Hate still hides in the Northwest

The Spokesman-Review

A recent incident on the Spokane River reminds us that hate remains in the Inland Northwest despite the lack of a conspicuously visible presence of white supremacists.

With a dozen people looking on, two men, who the victims say identified themselves as skinheads, allegedly attacked a group of young American Indians on a Spokane River beach Sunday. The attack was described as vicious and prolonged as the pair reportedly yelled racial slurs, beat and attempted to run over 15-year-old Sioux Indian Jim Fry, broke a van window, and slashed a car seat with a 6-inch knife. The minority victims feared for their lives.

The attack occurred a day after an Aryanfest concert and speeches attracted 200 racists to Cascade Locks, Ore., a few miles east of Portland, and a week before a scheduled Indian powwow in Riverfront Park. The teen victims were friends and family members of powwow organizer Bonnie Joseph. It’s encouraging that the two suspects in the attack, convicted felon Andrew Charles Lovelace, 24, and Daniel G. Wilson, 28, of Missoula, were quickly apprehended. But that’s small comfort to the youths traumatized by the hateful attack, including 6-year-old Destiny Joseph, who was chased to the van.

For a quarter of a century, human-rights activists have counseled the region not to respond to hate with hate. At a press conference Tuesday, human rights groups reiterated that message, urging individuals to show their support for the victims and American Indians by attending the upcoming powwow. That’s good advice. Why waste energy hating individuals who are so filled with their own venom that they strike out and are removed from society? However, it’s disturbing to realize that the American hate movement is still producing violent disciples and, moreover, that so many bystanders witnessed the attack without providing aid.

Some may have thought the Northwest hate movement suffered a death blow earlier this decade with the razing of the Aryan Nations compound near Hayden Lake and the death of founder Richard Butler.

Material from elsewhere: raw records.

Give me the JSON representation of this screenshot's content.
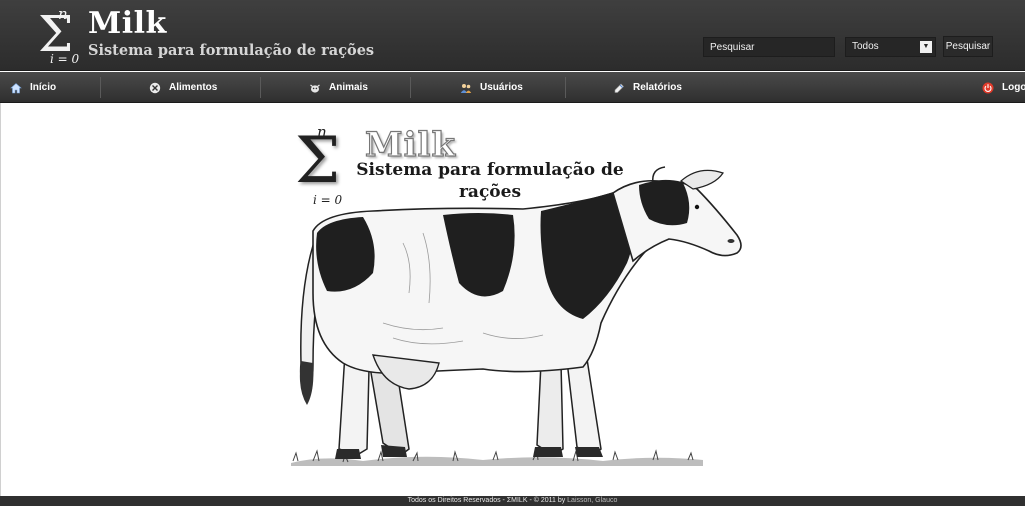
{
  "header": {
    "logo": {
      "sigma_upper": "n",
      "sigma_symbol": "Σ",
      "sigma_lower": "i = 0",
      "brand": "Milk",
      "tagline": "Sistema para formulação de rações"
    },
    "search": {
      "placeholder": "Pesquisar",
      "filter_selected": "Todos",
      "button_label": "Pesquisar"
    }
  },
  "nav": {
    "items": [
      {
        "label": "Início",
        "icon": "home-icon"
      },
      {
        "label": "Alimentos",
        "icon": "food-icon"
      },
      {
        "label": "Animais",
        "icon": "cow-icon"
      },
      {
        "label": "Usuários",
        "icon": "users-icon"
      },
      {
        "label": "Relatórios",
        "icon": "report-icon"
      },
      {
        "label": "Logout",
        "icon": "power-icon"
      }
    ]
  },
  "main": {
    "hero": {
      "sigma_upper": "n",
      "sigma_symbol": "Σ",
      "sigma_lower": "i = 0",
      "brand": "Milk",
      "tagline": "Sistema para formulação de rações"
    }
  },
  "footer": {
    "text": "Todos os Direitos Reservados - ΣMILK - © 2011 by ",
    "authors": "Laisson, Glauco"
  },
  "colors": {
    "header_bg": "#353535",
    "nav_bg": "#3d3d3d",
    "logout_icon": "#e03a2a"
  }
}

After all, the loss of the compound removed a staging point for supremacist conferences and parades. The attack on the Indian children on the Spokane River and the Aryan concert prove that supremacists are still capable of meeting and harassing minority members. When they do, the community should continue to stand with them to provide solace and to send a message to the racists that their behavior won’t be accepted.

Unfortunately, the extended community failed the Indian youngsters in their time of need by not helping them appreciably during or after the attack. Teen Fry was shaken by the lack of response from the onlookers, telling a Spokesman-Review reporter: “I love Spokane, but I don’t know what to think.” Maybe the witnesses were so stunned by the unexpected violence that they froze. Maybe they were afraid to get hurt by getting involved. Maybe they didn’t care that monsters were attacking Indian children. The final possibility is almost as unsettling as the brutal attack by hate mongers.